SciPost Submission Page
Deep Set Auto Encoders for Anomaly Detection in Particle Physics
by Bryan Ostdiek
This is not the latest submitted version.
This Submission thread is now published as
Submission summary
Authors (as registered SciPost users): | Bryan Ostdiek |
Submission information | |
---|---|
Preprint Link: | https://arxiv.org/abs/2109.01695v1 (pdf) |
Date submitted: | 2021-09-17 12:31 |
Submitted by: | Ostdiek, Bryan |
Submitted to: | SciPost Physics |
Ontological classification | |
---|---|
Academic field: | Physics |
Specialties: |
|
Approaches: | Experimental, Computational |
Abstract
There is an increased interest in model agnostic search strategies for physics beyond the standard model at the Large Hadron Collider.
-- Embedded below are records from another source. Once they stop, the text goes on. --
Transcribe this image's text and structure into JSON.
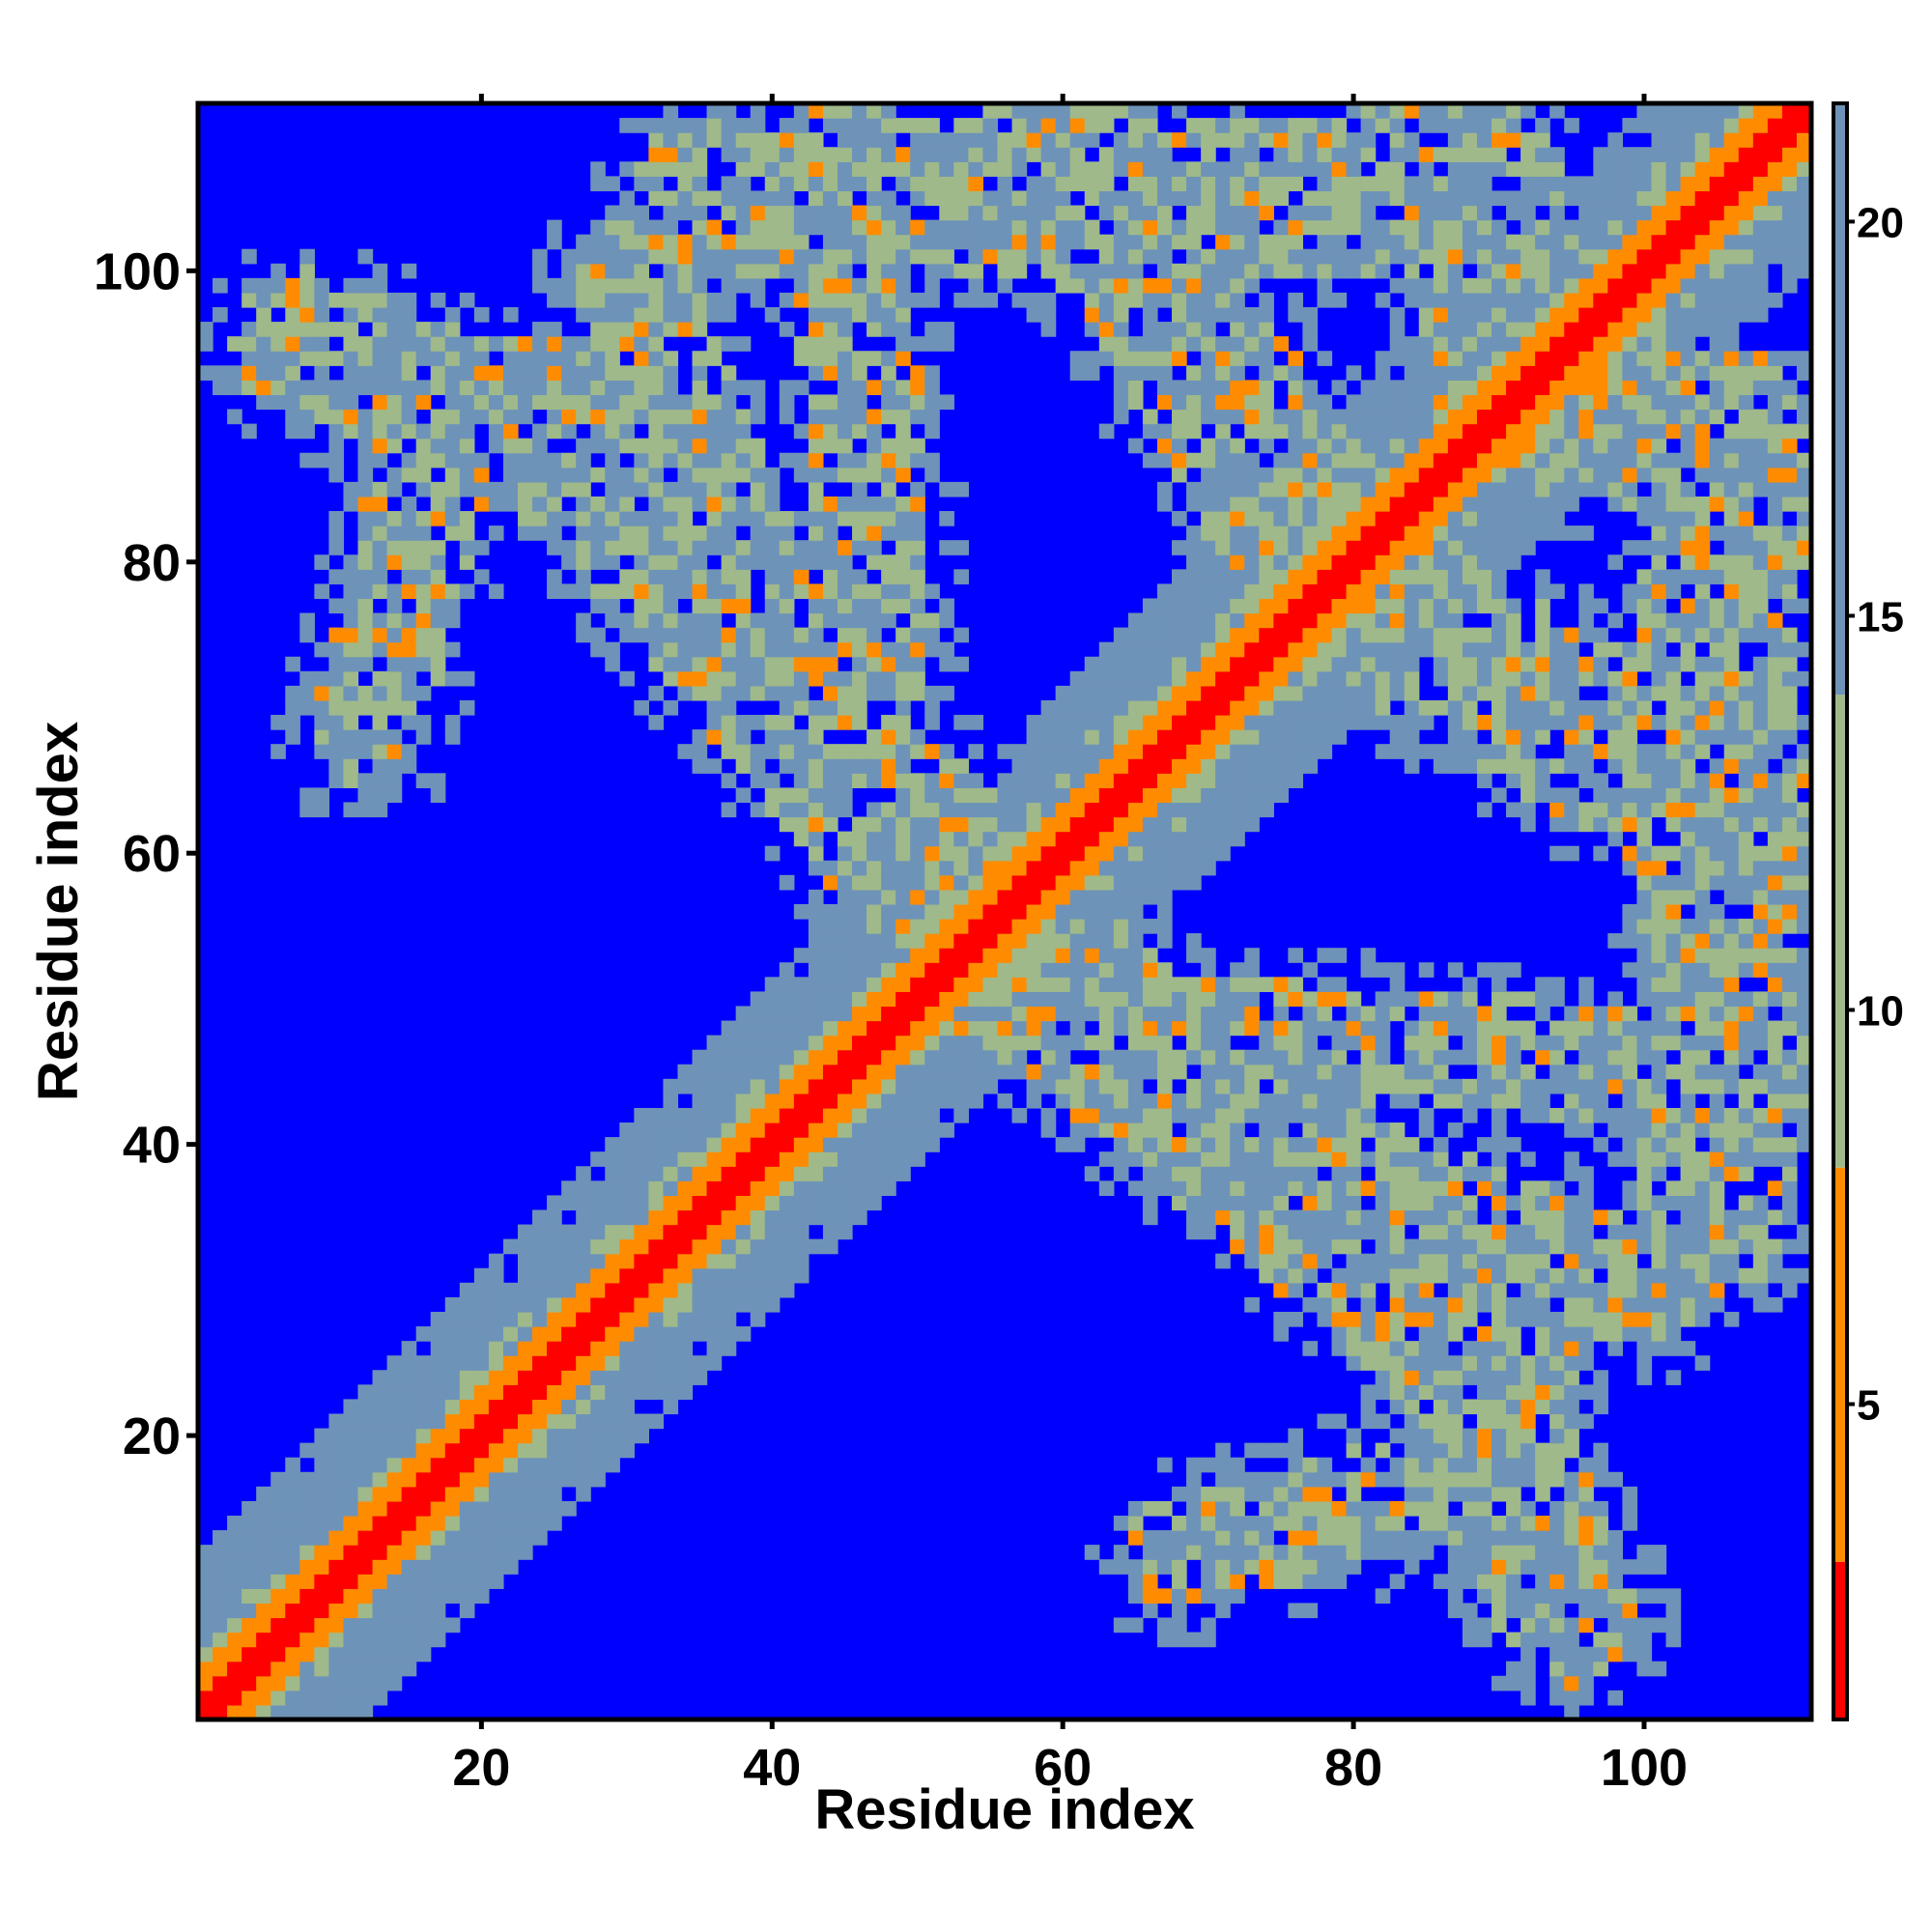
{
  "chart_data": {
    "type": "heatmap",
    "title": "",
    "xlabel": "Residue index",
    "ylabel": "Residue index",
    "n_residues": 111,
    "xlim": [
      1,
      111
    ],
    "ylim": [
      1,
      111
    ],
    "x_ticks": [
      20,
      40,
      60,
      80,
      100
    ],
    "y_ticks": [
      20,
      40,
      60,
      80,
      100
    ],
    "colorbar": {
      "ticks": [
        5,
        10,
        15,
        20
      ],
      "range": [
        1,
        21.5
      ],
      "cutoff_value": 21.5,
      "colors": {
        "near": "#ff0000",
        "close": "#ff8c00",
        "mid": "#9fb98a",
        "far": "#6e93b8",
        "background": "#0000ff"
      }
    },
    "features": {
      "diagonal_band": "strong contacts along i = j",
      "beta_like_contacts": [
        {
          "description": "antiparallel band",
          "from": [
            20,
            90
          ],
          "to": [
            55,
            50
          ]
        },
        {
          "description": "antiparallel band",
          "from": [
            55,
            55
          ],
          "to": [
            110,
            20
          ]
        },
        {
          "description": "N-terminal patch",
          "center": [
            15,
            85
          ]
        },
        {
          "description": "C-terminal patch",
          "center": [
            90,
            10
          ]
        }
      ]
    }
  }
}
We introduce a Deep Set Variational Autoencoder and present results on the Dark Machines Anomaly Score Challenge. We find that the method attains the best anomaly detection ability when there is no decoding step for the network, and the anomaly score is based solely on the representation within the encoded latent space. This method was one of the top-performing models in the Dark Machines Challenge, both for the open data sets as well as the blinded data sets.
Current status:
Reports on this Submission
Report #1 by Anonymous (Referee 1) on 2021-10-18 (Invited Report)
- Cite as: Anonymous, Report on arXiv:2109.01695v1, delivered 2021-10-18, doi: 10.21468/SciPost.Report.3702
Strengths
1. Definitely topical, utilization of AEs and latent space for anomaly detection is of significant interest
2. Clear description of the methodology, datasets, architecture used
3. Presents multiple interesting results and avenues for future research
Weaknesses
1. The conclusions seem to largely suggest that the decoding portion of the network is unnecessary for the purposes of anomaly detection, but significant space in the paper is still devoted to discussing the design and tuning of this portion of the network. I think some modification to the presentation of the network design and results could make the paper even more compelling.
2. Data presentation in plots can be difficult to understand
3. Some grammatical errors, undefined jargon
Report
This paper presents a new network architecture for anomaly detection, and presents a surprising result that the decoder portion is largely unnecessary. I think that with some minor revisions for clarity/presentation this paper should be published, and some larger revisions would further strengthen the findings and their impact.
Requested changes
1. Some of the plots are difficult to interpret (specifically Fig. 4 and 5 - suggest combining the rarer backgrounds into one histogram).
2. Jargon and grammatical errors should be fixed.
3. Since the decoder portion is concluded to be unnecessary for anomaly detection, I suggest either a clear separation between the results with and without $\beta=1$ or a discussion of their relative performance on certain signals. I would suggest possibly also expanding the results in Fig. 6 to show the full set of TI values for a set of models (both with and without $\beta=1$), since anomaly detection means we do not know which model is out there and thus the distribution across a range of models is more valuable than the min/median/max.